Das 20-Millionen-Ziel enthält der Impact Report nicht mehr, aber auf gut 150 Seiten reichlich andere Daten. Unter anderem kann man ihm eine konkrete Prognose für den Energie-Bereich von Tesla in diesem Jahr entnehmen: Die neu installierte Megapack-Kapazität soll gegenüber 2023 um mindestens 75 Prozent zunehmen. Nach knapp 15 Gigawattstunden im Vorjahr, was bereits mehr als doppelt so viel war wie 2022, sollen es 2024 also etwa 25 Gigawattstunden werden. Eine weitere neue Information aus dem Bericht: Wohl zum ersten Mal kündigte Tesla an, netto null Treibhausgas-Emissionen über den gesamten Lebenszyklus seiner Produkte anzustreben; ein Zieldatum dafür wird nicht genannt.
Neue Autopilot-Daten, FSD-„Durchbruch“
Ebenfalls am Donnerstag veröffentlichte Tesla seine neueste Statistik zu Unfällen während der Nutzung des Autopilot-Systems.
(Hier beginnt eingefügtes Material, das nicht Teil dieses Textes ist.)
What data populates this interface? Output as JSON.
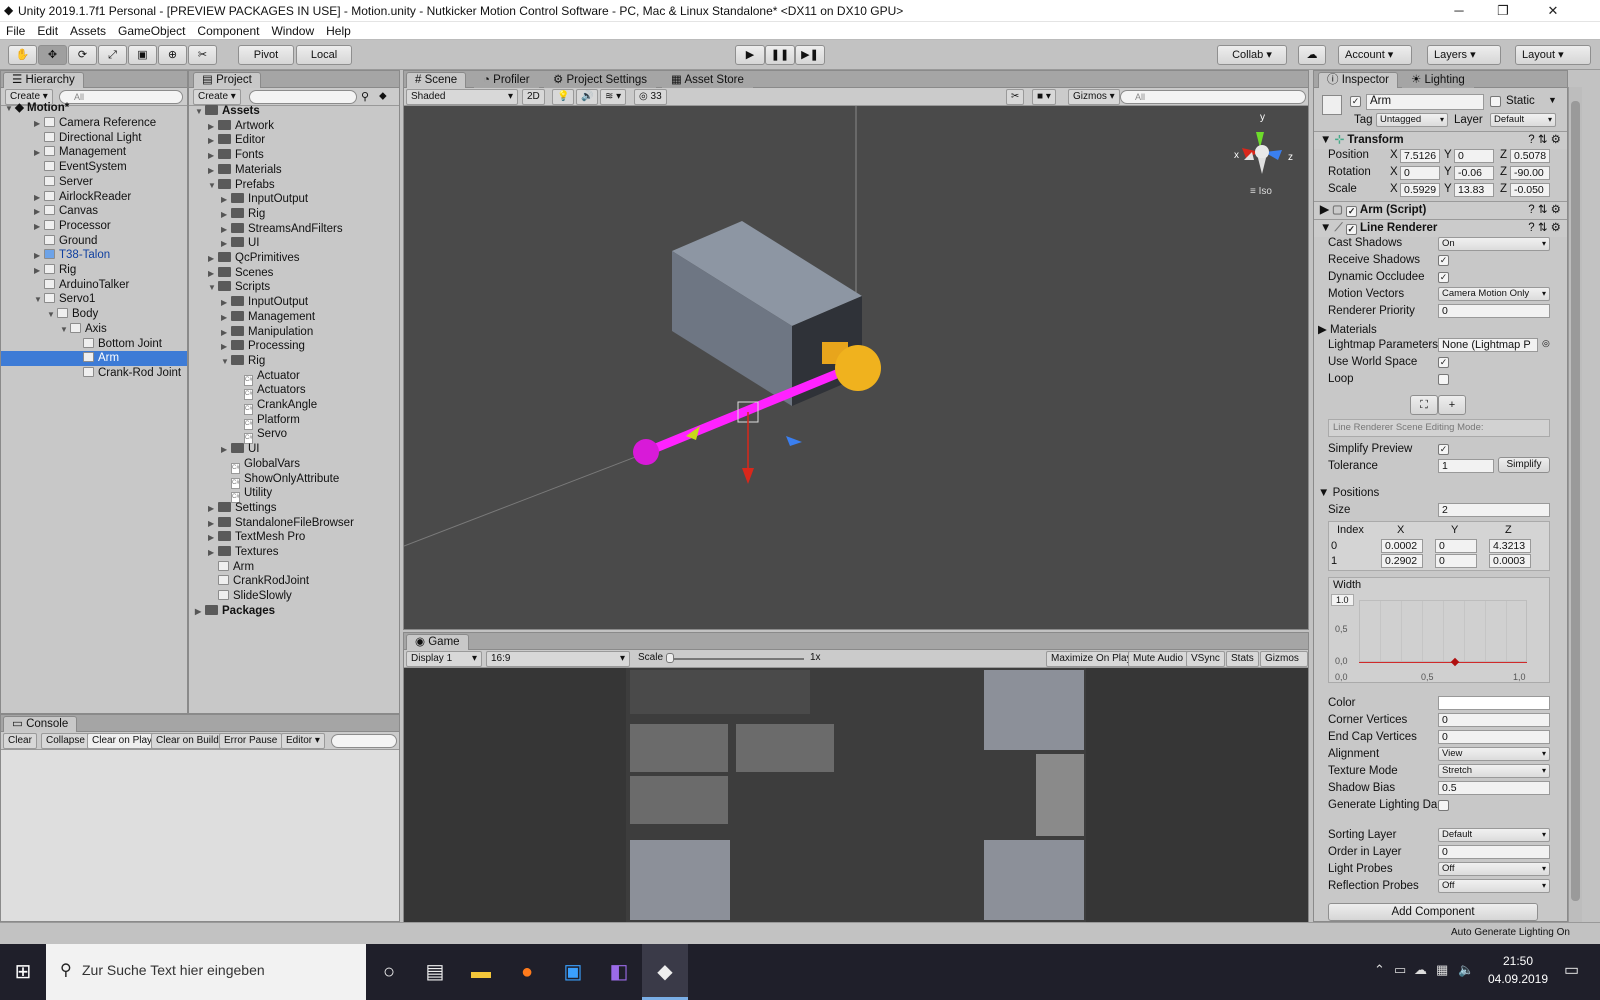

Mit der optionalen Software FSD für Full Self-Driving sollte es nach früheren Aussagen von CEO Musk schon längst autonomes Fahren beherrschen, was weiterhin nicht der Fall ist. Aber immerhin hat sich die Crash-Quote weiter deutlich verringert. Im ersten Quartal 2024 kam es nur noch alle 7,63 Millionen Meilen zu einem von Tesla registrierten Unfall, wenn die Autopilot-Assistenz aktiv war – der beste Wert seit Beginn dieser Statistik in Q3 2018, als es noch 3,35 Millionen Meilen waren.
Als Vergleich nennt Tesla die Zahl von einem Unfall alle 670.000 Meilen in der gesamten US-Flotte – die eigenen Elektroautos wären mit Autopilot-Unterstützung demnach inzwischen mehr als elfmal so sicher. Direkt vergleichen lassen sich die Daten wohl nicht, aber die Entwicklung innerhalb der Statistik ist klar positiv. Hoffnung auf weitere Fortschritte bis hin zu wirklich autonomem Fahren machte am Mittwoch der CEO von Nvidia, das zuletzt reichlich neue Chips für künstliche Intelligenz an Tesla lieferte: Er sprach von einem „Durchbruch“ bei der Leistung der FSD-Software, die inzwischen bei Version 12 angekommen ist, unterstützt von Nvidia-Infrastruktur.
Tesla verliert in USA an Ansehen
Dennoch muss Tesla auch immer noch reichlich Elektroautos verkaufen, um seine Fabriken weltweit auszulasten. Aus China hieß es am Freitag, dort werde die Produktion von Model Y bis Juni deutlich zurückgefahren. In den USA veröffentlichte das Portal Axios Ergebnisse seiner jährlichen Verbraucher-Befragung zum Ansehen bekannter Unternehmen. Darin lag Tesla zeitweise in der Spitzengruppe, ist zuletzt aber auf Rang 63 von 100 abgerutscht, hinter allen anderen Auto-Herstellern in der Liste. Insbesondere bei der Einschätzung von Charakter, Vertrauen und Ethik schnitt Tesla schlecht ab, was die Publikation in Zusammenhang mit dem umstrittenen CEO Musk stellt.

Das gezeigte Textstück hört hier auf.